Chris Dorner declared war on the Los Angeles Police Department in the winter of 2013. In his manifesto, Dorner is the victim of a vast, intersecting conspiracy that begins in his childhood and culminates with a frame-up job by crooked, craven LAPD cops. Yet even in his bitterest passages, one cannot help but notice Dorner’s love for all things military. His prose is an alphabet soup of military and police abbreviations and jargon. He was unjustly terminated in a BOR panel. His anticipated victims are “high value targets.” He knows the LAPD’s TTP’s (techniques, tactics and procedures) because, like John Rambo, they trained him. Yet Dorner’s victims were mostly civilians, not his hated enemies.

Whitman, before his rampage, felt himself the victim of a similar betrayal. He was enrolled at the University of Texas and enlisted in the Marines on a special scholarship designed to increase the number of scientists in the military. He was to become an engineer and an officer to help the U.S. recover from the humiliation of the Soviet Union’s victories in the space race. However, Whitman’s habits of gambling, drinking, fighting and brandishing firearms made him a bad student and a worse soldier, so he lost his scholarship and left the military. He remained bitter and hostile toward the Marines until his death, but, like Dorner, spoke of his “mission” in military terms.

Johnson expressed a similar sense of betrayal to his parents after having left the Army. It was not what he had “expected,” according to relatives. His mother said that “the ideal that he thought of our government, what he thought the military represented, it just didn’t live up to his expectations.”

He had been accused of sexually harassing a fellow soldier, of stalking her and stealing her underwear. He lost his case but ― even to his attorney’s surprise ― somehow won an honorable discharge. His sense of loss and disappointment were profound, but did not mean a wholesale rejection of all things military. He worked out at a gym with local policemen. With his perceived failures his isolation grew. But did he know something was wrong?

Charles Whitman and Chris Dorner, despite all of their rage against the machines, knew something was wrong with them personally. Both men requested that their brains be studied after their deaths. Dorner thought his problem might be severe depression. Whitman did not know, but it turned out that he had a lesion on his amygdala that some associate with violence.

John Hinckley Jr. certainly knew something was wrong. He marveled at how easily he could acquire handguns. He spent most of his adult life shuttling between the homes of relatives, schools, psychiatrists and gun stores. He once had a cache of weapons seized at an airport in Tennessee. He was detained briefly, hopped on a plane back to Texas, visited his favorite pawn shop and rearmed. No questions asked.
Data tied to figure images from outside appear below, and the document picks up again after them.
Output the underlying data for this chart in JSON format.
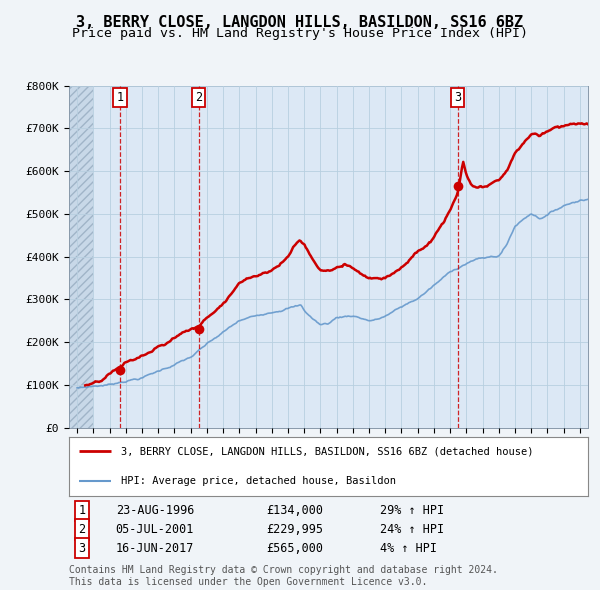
{
  "title": "3, BERRY CLOSE, LANGDON HILLS, BASILDON, SS16 6BZ",
  "subtitle": "Price paid vs. HM Land Registry's House Price Index (HPI)",
  "title_fontsize": 11,
  "subtitle_fontsize": 9.5,
  "xlim": [
    1993.5,
    2025.5
  ],
  "ylim": [
    0,
    800000
  ],
  "yticks": [
    0,
    100000,
    200000,
    300000,
    400000,
    500000,
    600000,
    700000,
    800000
  ],
  "ytick_labels": [
    "£0",
    "£100K",
    "£200K",
    "£300K",
    "£400K",
    "£500K",
    "£600K",
    "£700K",
    "£800K"
  ],
  "background_color": "#f0f4f8",
  "plot_bg_color": "#dce8f5",
  "hatch_end_year": 1995.0,
  "grid_color": "#b8cfe0",
  "sale_points": [
    {
      "year": 1996.645,
      "price": 134000,
      "label": "1"
    },
    {
      "year": 2001.507,
      "price": 229995,
      "label": "2"
    },
    {
      "year": 2017.457,
      "price": 565000,
      "label": "3"
    }
  ],
  "vline_color": "#cc0000",
  "sale_marker_color": "#cc0000",
  "sale_marker_size": 7,
  "legend_line1_label": "3, BERRY CLOSE, LANGDON HILLS, BASILDON, SS16 6BZ (detached house)",
  "legend_line1_color": "#cc0000",
  "legend_line1_lw": 1.8,
  "legend_line2_label": "HPI: Average price, detached house, Basildon",
  "legend_line2_color": "#6699cc",
  "legend_line2_lw": 1.2,
  "table_rows": [
    {
      "num": "1",
      "date": "23-AUG-1996",
      "price": "£134,000",
      "pct": "29% ↑ HPI"
    },
    {
      "num": "2",
      "date": "05-JUL-2001",
      "price": "£229,995",
      "pct": "24% ↑ HPI"
    },
    {
      "num": "3",
      "date": "16-JUN-2017",
      "price": "£565,000",
      "pct": "4% ↑ HPI"
    }
  ],
  "footer": "Contains HM Land Registry data © Crown copyright and database right 2024.\nThis data is licensed under the Open Government Licence v3.0.",
  "footer_fontsize": 7.0,
  "label_fontsize": 8.5,
  "tick_fontsize": 8.0
}
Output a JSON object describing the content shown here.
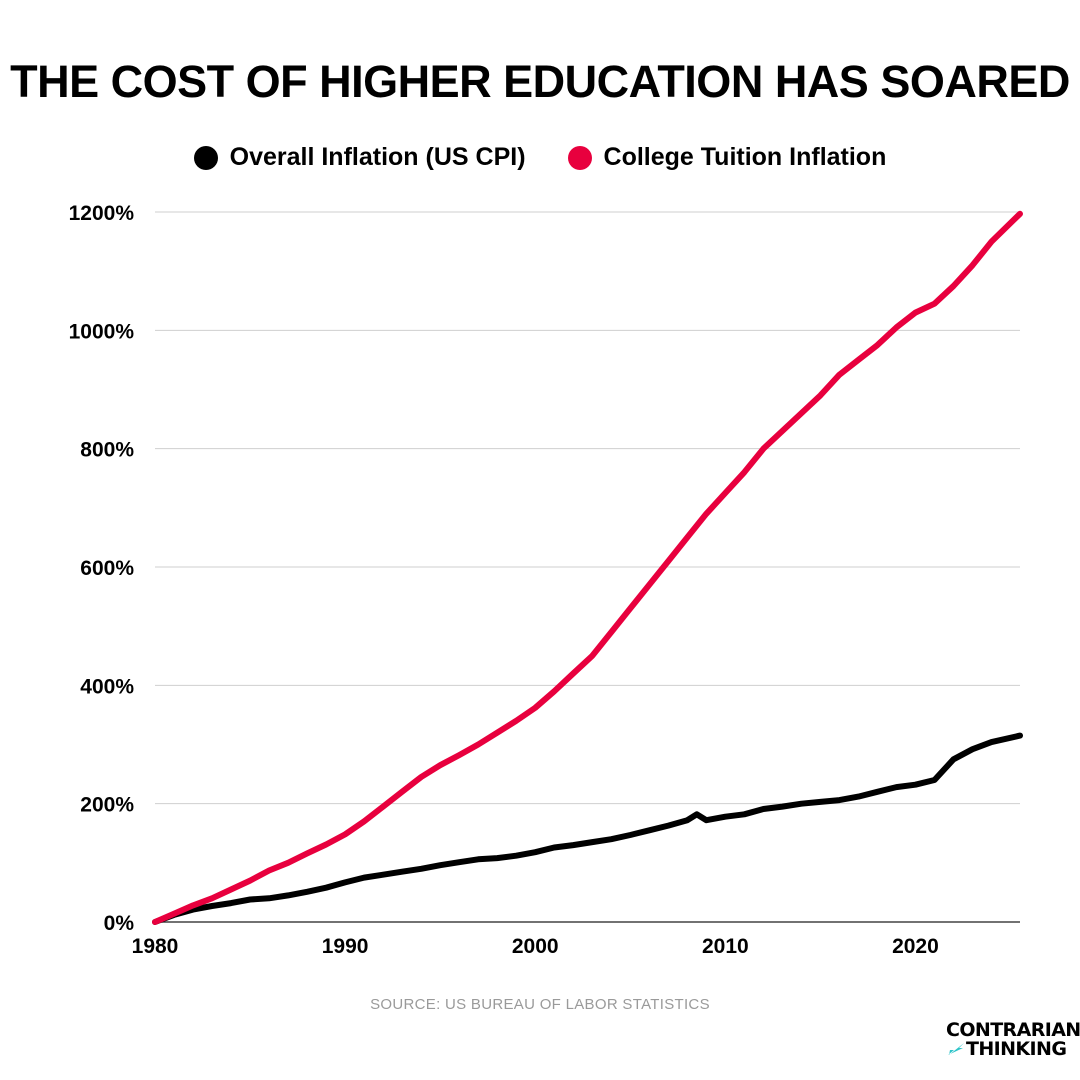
{
  "title": "THE COST OF HIGHER EDUCATION HAS SOARED",
  "source": "SOURCE: US BUREAU OF LABOR STATISTICS",
  "logo": {
    "line1": "CONTRARIAN",
    "line2": "THINKING",
    "accent_color": "#2ec4c9"
  },
  "chart_data": {
    "type": "line",
    "title": "THE COST OF HIGHER EDUCATION HAS SOARED",
    "xlabel": "",
    "ylabel": "",
    "xlim": [
      1980,
      2025.5
    ],
    "ylim": [
      0,
      1200
    ],
    "xticks": [
      {
        "value": 1980,
        "label": "1980"
      },
      {
        "value": 1990,
        "label": "1990"
      },
      {
        "value": 2000,
        "label": "2000"
      },
      {
        "value": 2010,
        "label": "2010"
      },
      {
        "value": 2020,
        "label": "2020"
      }
    ],
    "yticks": [
      {
        "value": 0,
        "label": "0%"
      },
      {
        "value": 200,
        "label": "200%"
      },
      {
        "value": 400,
        "label": "400%"
      },
      {
        "value": 600,
        "label": "600%"
      },
      {
        "value": 800,
        "label": "800%"
      },
      {
        "value": 1000,
        "label": "1000%"
      },
      {
        "value": 1200,
        "label": "1200%"
      }
    ],
    "grid": "horizontal",
    "legend_position": "top-center",
    "series": [
      {
        "name": "Overall Inflation (US CPI)",
        "color": "#000000",
        "x": [
          1980,
          1981,
          1982,
          1983,
          1984,
          1985,
          1986,
          1987,
          1988,
          1989,
          1990,
          1991,
          1992,
          1993,
          1994,
          1995,
          1996,
          1997,
          1998,
          1999,
          2000,
          2001,
          2002,
          2003,
          2004,
          2005,
          2006,
          2007,
          2008,
          2008.5,
          2009,
          2010,
          2011,
          2012,
          2013,
          2014,
          2015,
          2016,
          2017,
          2018,
          2019,
          2020,
          2021,
          2022,
          2023,
          2024,
          2025.5
        ],
        "y": [
          0,
          12,
          21,
          27,
          32,
          38,
          40,
          45,
          51,
          58,
          67,
          75,
          80,
          85,
          90,
          96,
          101,
          106,
          108,
          112,
          118,
          126,
          130,
          135,
          140,
          147,
          155,
          163,
          172,
          182,
          172,
          178,
          182,
          191,
          195,
          200,
          203,
          206,
          212,
          220,
          228,
          232,
          240,
          275,
          292,
          304,
          315
        ]
      },
      {
        "name": "College Tuition Inflation",
        "color": "#e8003e",
        "x": [
          1980,
          1981,
          1982,
          1983,
          1984,
          1985,
          1986,
          1987,
          1988,
          1989,
          1990,
          1991,
          1992,
          1993,
          1994,
          1995,
          1996,
          1997,
          1998,
          1999,
          2000,
          2001,
          2002,
          2003,
          2004,
          2005,
          2006,
          2007,
          2008,
          2009,
          2010,
          2011,
          2012,
          2013,
          2014,
          2015,
          2016,
          2017,
          2018,
          2019,
          2020,
          2021,
          2022,
          2023,
          2024,
          2025.5
        ],
        "y": [
          0,
          14,
          28,
          40,
          55,
          70,
          87,
          100,
          116,
          131,
          148,
          170,
          195,
          220,
          245,
          265,
          282,
          300,
          320,
          340,
          362,
          390,
          420,
          450,
          490,
          530,
          570,
          610,
          650,
          690,
          725,
          760,
          800,
          830,
          860,
          890,
          925,
          950,
          975,
          1005,
          1030,
          1045,
          1075,
          1110,
          1150,
          1197
        ]
      }
    ]
  }
}
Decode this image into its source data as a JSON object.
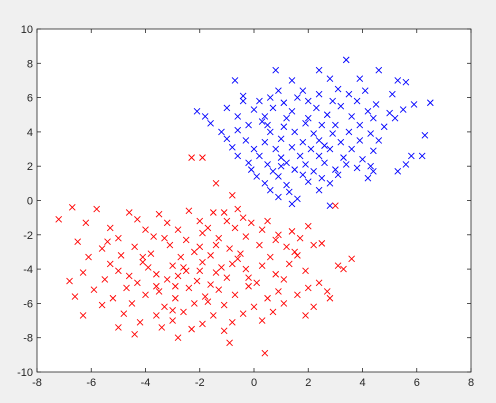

Hinckley wrote in his diary “Guns are neat things aren’t they? They can kill extraordinary people with very little effort. But don’t tell the NRA.”

His attempted assassination did lead to reforms, though ― but not of gun laws. Hinckley pled not guilty by reason of insanity and won, infuriating many in Congress who then fast-tracked insanity plea reforms. The next Hinckley would have a tougher time proving that he was insane, but no problem arming himself and doing something nuts like Johnson.

Johnson bought an AK-47 from someone he met on Facebook. The guy “checked him out,” meaning that he looked at his Facebook profile and thought he seemed like a good guy. So, he sold him the gun.

Johnson’s dashiki and “likes” worry many in a way that his cache of weapons does not. His outfits ― and his skin color ― made him an “other” in a way that his isolation, contradictions and penchant for violence did not. America tolerates the assassin and assassinations, but Black Lives Matter… they’re dangerous.